Die Urteilsabsetzungsfrist

„Iudex non calculat“ lautet ein alter römischrechtlicher Grundsatz. Frei übersetzt: der Richter rechnet nicht. Ursprünglich war damit gemeint, dass nicht die Zahl der Beweismittel den Ausschlag gegen soll, sondern deren Qualität. Das nennt man heutzutage Grundsatz der freien richterlichen Beweiswürdigung (§ 261 StPO). Dass der Richter nicht rechnen können muss, wie manche Zivilrechtskollegen unter Hinweis auf § 319 ZPO mit einem Augenzwinkern behaupten, ist kein überlieferter Grundsatz und trifft in dieser Allgemeinheit nicht zu.
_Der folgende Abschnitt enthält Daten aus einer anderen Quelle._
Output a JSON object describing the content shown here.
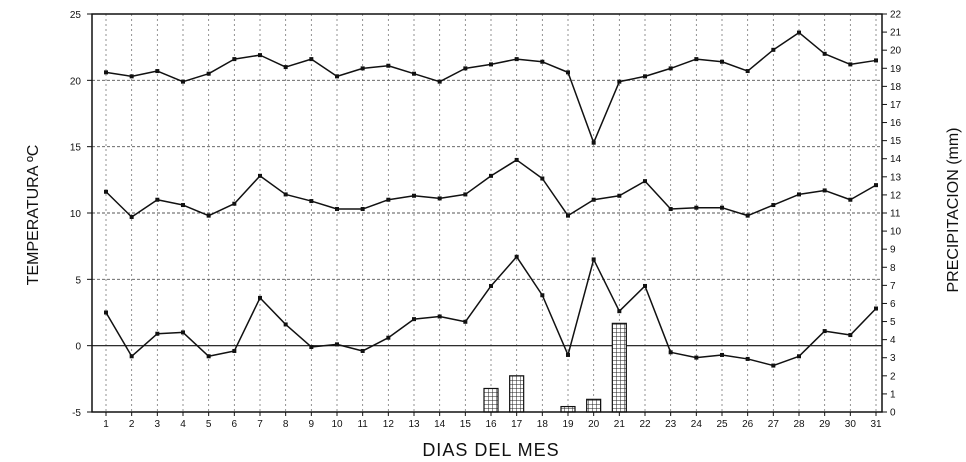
{
  "chart_data": {
    "type": "line",
    "xlabel": "DIAS DEL MES",
    "ylabel": "TEMPERATURA ºC",
    "y2label": "PRECIPITACION (mm)",
    "x": [
      1,
      2,
      3,
      4,
      5,
      6,
      7,
      8,
      9,
      10,
      11,
      12,
      13,
      14,
      15,
      16,
      17,
      18,
      19,
      20,
      21,
      22,
      23,
      24,
      25,
      26,
      27,
      28,
      29,
      30,
      31
    ],
    "ylim": [
      -5,
      25
    ],
    "y_ticks": [
      -5,
      0,
      5,
      10,
      15,
      20,
      25
    ],
    "y2lim": [
      0,
      22
    ],
    "y2_ticks": [
      0,
      1,
      2,
      3,
      4,
      5,
      6,
      7,
      8,
      9,
      10,
      11,
      12,
      13,
      14,
      15,
      16,
      17,
      18,
      19,
      20,
      21,
      22
    ],
    "grid": true,
    "series": [
      {
        "kind": "line",
        "axis": "left",
        "values": [
          20.6,
          20.3,
          20.7,
          19.9,
          20.5,
          21.6,
          21.9,
          21.0,
          21.6,
          20.3,
          20.9,
          21.1,
          20.5,
          19.9,
          20.9,
          21.2,
          21.6,
          21.4,
          20.6,
          15.3,
          19.9,
          20.3,
          20.9,
          21.6,
          21.4,
          20.7,
          22.3,
          23.6,
          22.0,
          21.2,
          21.5
        ]
      },
      {
        "kind": "line",
        "axis": "left",
        "values": [
          11.6,
          9.7,
          11.0,
          10.6,
          9.8,
          10.7,
          12.8,
          11.4,
          10.9,
          10.3,
          10.3,
          11.0,
          11.3,
          11.1,
          11.4,
          12.8,
          14.0,
          12.6,
          9.8,
          11.0,
          11.3,
          12.4,
          10.3,
          10.4,
          10.4,
          9.8,
          10.6,
          11.4,
          11.7,
          11.0,
          12.1
        ]
      },
      {
        "kind": "line",
        "axis": "left",
        "values": [
          2.5,
          -0.8,
          0.9,
          1.0,
          -0.8,
          -0.4,
          3.6,
          1.6,
          -0.1,
          0.1,
          -0.4,
          0.6,
          2.0,
          2.2,
          1.8,
          4.5,
          6.7,
          3.8,
          -0.7,
          6.5,
          2.6,
          4.5,
          -0.5,
          -0.9,
          -0.7,
          -1.0,
          -1.5,
          -0.8,
          1.1,
          0.8,
          2.8
        ]
      },
      {
        "kind": "bar",
        "axis": "right",
        "values": [
          0,
          0,
          0,
          0,
          0,
          0,
          0,
          0,
          0,
          0,
          0,
          0,
          0,
          0,
          0,
          1.3,
          2.0,
          0,
          0.3,
          0.7,
          4.9,
          0,
          0,
          0,
          0,
          0,
          0,
          0,
          0,
          0,
          0
        ]
      }
    ]
  }
}
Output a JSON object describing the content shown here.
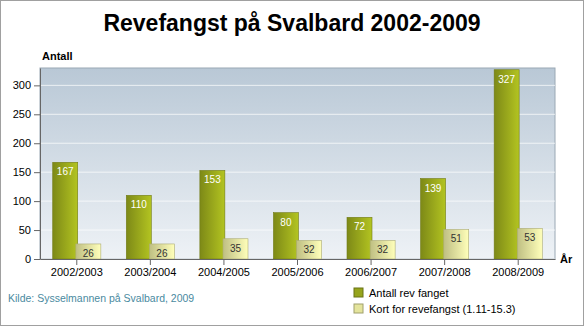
{
  "chart_data": {
    "type": "bar",
    "title": "Revefangst på Svalbard 2002-2009",
    "y_label": "Antall",
    "x_label": "År",
    "source": "Kilde: Sysselmannen på Svalbard, 2009",
    "categories": [
      "2002/2003",
      "2003/2004",
      "2004/2005",
      "2005/2006",
      "2006/2007",
      "2007/2008",
      "2008/2009"
    ],
    "series": [
      {
        "name": "Antall rev fanget",
        "color": "#96a41c",
        "values": [
          167,
          110,
          153,
          80,
          72,
          139,
          327
        ]
      },
      {
        "name": "Kort for revefangst (1.11-15.3)",
        "color": "#e4e49c",
        "values": [
          26,
          26,
          35,
          32,
          32,
          51,
          53
        ]
      }
    ],
    "ylim": [
      0,
      330
    ],
    "yticks": [
      0,
      50,
      100,
      150,
      200,
      250,
      300
    ],
    "grid": true,
    "data_labels": true,
    "legend": "bottom-right"
  }
}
Im Gegenteil: Fehler bei der Berechnung der Urteilsabsetzungsfrist können für das Urteil tödlich sein!

Die Urteilsabsetzungsfrist – von wegen „iudex non calculat“!

Diese Erfahrung mussten unlängst die Kollegen Landgerichts Hamburg machen, denen der 5. Strafsenat des Bundesgerichtshofs (BGH, 12.11.2019, 5 StR 542/19) in einer Schwurgerichtssache ein „sehr sorgfältig begründetes Urteil“ bescheinigte. Allein: es war zu spät, nämlich erst einen Tag nach Ablauf der Absetzungsfrist des § 275 Abs. 1 S. 2 StPO unterschrieben und zur Akte gebracht worden. Die Urteilsverkündugng war am Montag, den 3. Juni 2019 gewesen, die in diesem Fall neunwöchige Absetzungsfrist hätte am Montag, den 5. August 2019, geendet. An einem „nicht voraussehbaren unabwendbaren Umstand“, der eine Fristüberschreitung ausnahmsweise gerechtfertigt hätte, fehlte es. Die Kammer hatte sich schlicht über das Datum des Fristablaufs geirrt, mit der Folge, dass das ansonsten offenbar handwerklich gut gemachte Urteil komplett aufgehoben und die Sache zur neuen Verhandlung und Entscheidung zurückverwiesen wurde!

Wichtig für Verteidiger: eine zulässig erhobene Verspätungsrüge setzt gemäß § 344 Abs. 2 S. 2 StPO voraus, dass das Datum der Urteilsverkündung, die Zahl der Hauptverhandlungstage, der Fristablauf und der Zeitpunkt, an dem das Urteil zu den Akten gelangt ist, vorgetragen werden!